One night I picked up a girl in the elevator. Where else would I meet one? This one broke a heel in the elevator, stepping between it and the floor. We got to talking while I freed the heel from the crack, and decided to have dinner together. She went upstairs for new shoes and came back down and I bought her tempura at a Japanese place on the next block. We left our shoes at the door and sat on mats, so I talked about furloughs in Tokyo. She asked if Japanese women were as wonderful as they were supposed to be, which established the program for the evening.
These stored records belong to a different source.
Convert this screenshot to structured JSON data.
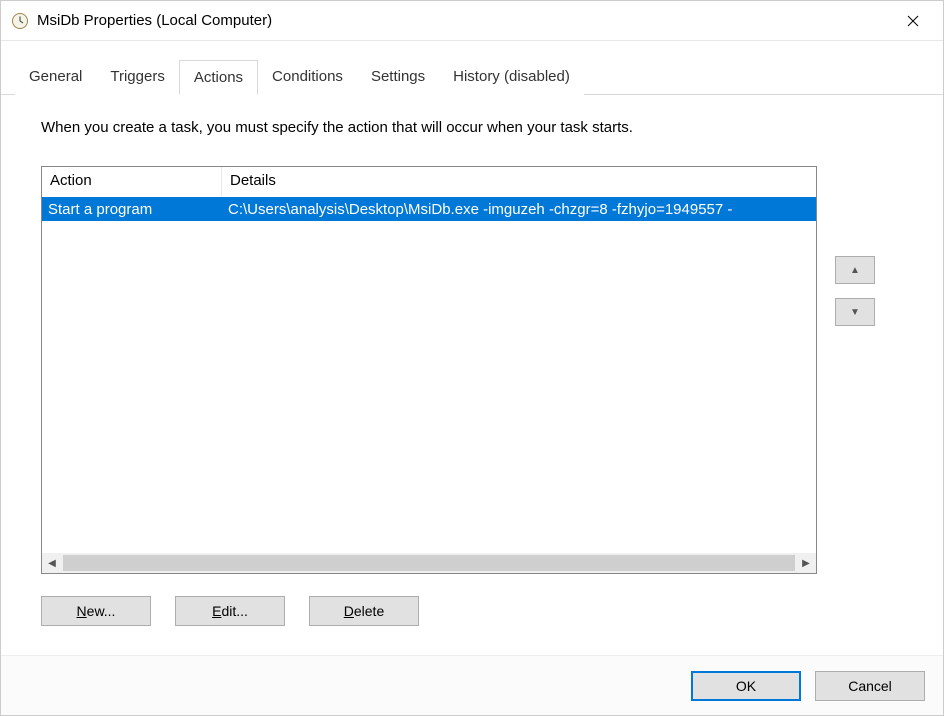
{
  "window": {
    "title": "MsiDb Properties (Local Computer)"
  },
  "tabs": {
    "general": "General",
    "triggers": "Triggers",
    "actions": "Actions",
    "conditions": "Conditions",
    "settings": "Settings",
    "history": "History (disabled)",
    "active": "actions"
  },
  "content": {
    "description": "When you create a task, you must specify the action that will occur when your task starts."
  },
  "listview": {
    "columns": {
      "action": "Action",
      "details": "Details"
    },
    "rows": [
      {
        "action": "Start a program",
        "details": "C:\\Users\\analysis\\Desktop\\MsiDb.exe -imguzeh -chzgr=8 -fzhyjo=1949557 -",
        "selected": true
      }
    ]
  },
  "buttons": {
    "new": "ew...",
    "new_mnemonic": "N",
    "edit": "dit...",
    "edit_mnemonic": "E",
    "delete": "elete",
    "delete_mnemonic": "D",
    "ok": "OK",
    "cancel": "Cancel"
  }
}
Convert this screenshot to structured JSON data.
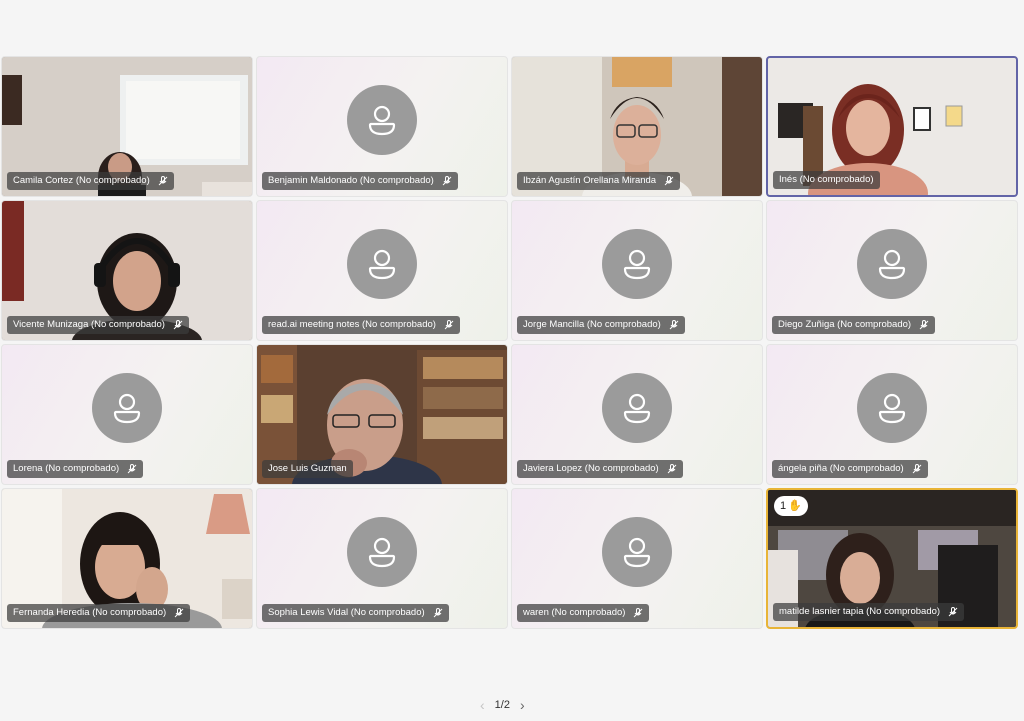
{
  "participants": [
    {
      "name": "Camila Cortez (No comprobado)",
      "muted": true,
      "video": true
    },
    {
      "name": "Benjamin Maldonado (No comprobado)",
      "muted": true,
      "video": false
    },
    {
      "name": "Ibzán Agustín Orellana Miranda",
      "muted": true,
      "video": true
    },
    {
      "name": "Inés (No comprobado)",
      "muted": false,
      "video": true,
      "speaking": true
    },
    {
      "name": "Vicente Munizaga (No comprobado)",
      "muted": true,
      "video": true
    },
    {
      "name": "read.ai meeting notes (No comprobado)",
      "muted": true,
      "video": false
    },
    {
      "name": "Jorge Mancilla (No comprobado)",
      "muted": true,
      "video": false
    },
    {
      "name": "Diego Zuñiga (No comprobado)",
      "muted": true,
      "video": false
    },
    {
      "name": "Lorena (No comprobado)",
      "muted": true,
      "video": false
    },
    {
      "name": "Jose Luis Guzman",
      "muted": false,
      "video": true
    },
    {
      "name": "Javiera Lopez (No comprobado)",
      "muted": true,
      "video": false
    },
    {
      "name": "ángela piña (No comprobado)",
      "muted": true,
      "video": false
    },
    {
      "name": "Fernanda Heredia (No comprobado)",
      "muted": true,
      "video": true
    },
    {
      "name": "Sophia Lewis Vidal (No comprobado)",
      "muted": true,
      "video": false
    },
    {
      "name": "waren (No comprobado)",
      "muted": true,
      "video": false
    },
    {
      "name": "matilde lasnier tapia (No comprobado)",
      "muted": true,
      "video": true,
      "hand_raised": true
    }
  ],
  "hand_badge": {
    "count": "1",
    "icon": "raised-hand-icon"
  },
  "pager": {
    "label": "1/2",
    "prev_icon": "chevron-left-icon",
    "next_icon": "chevron-right-icon"
  },
  "colors": {
    "speaking_border": "#6264a7",
    "hand_border": "#e8b437",
    "avatar_bg": "#9b9b9b"
  }
}
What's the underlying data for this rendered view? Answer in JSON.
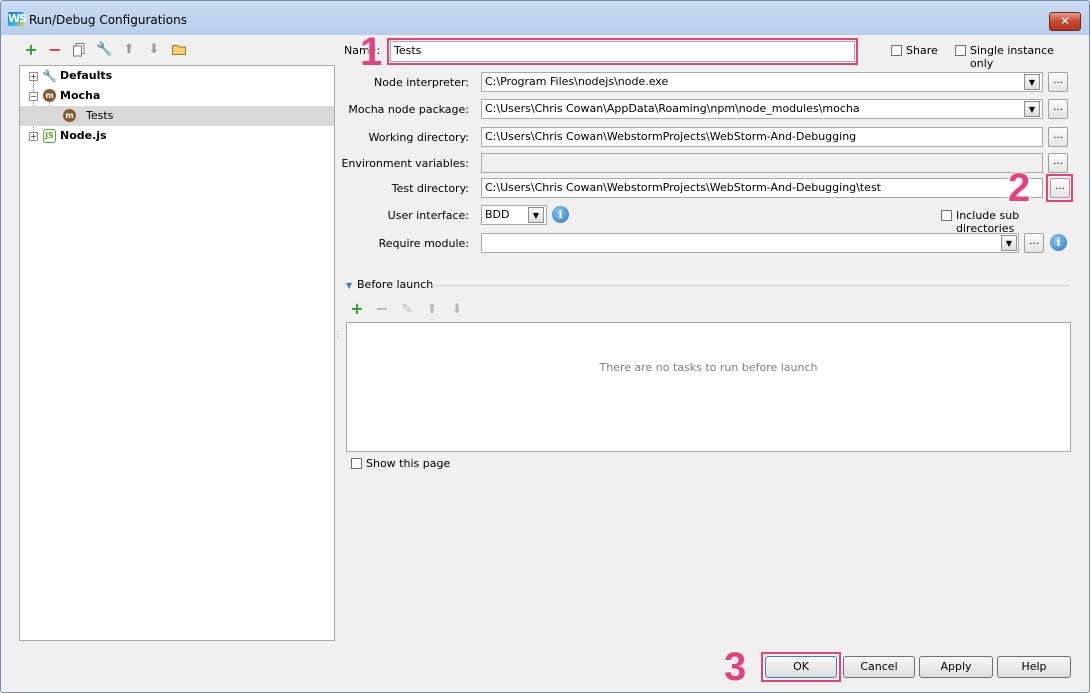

I said something about going to a nightclub, and she said she’d have to change, and when we got back to the hotel I found out she was a better girl than I’d suspected. We didn’t have to go anywhere first. We went to her room, and she found a bottle and two glasses, and we went to bed.
She was tall, which I like. She had fine legs and a good bottom and small but honest breasts. Brown hair with a lot of red in it, and marvelous skin, and a good face. There was really nothing about her to object to. We kissed a little and hugged a little and went to bed, and the stupid little soldier wouldn’t stand at attention.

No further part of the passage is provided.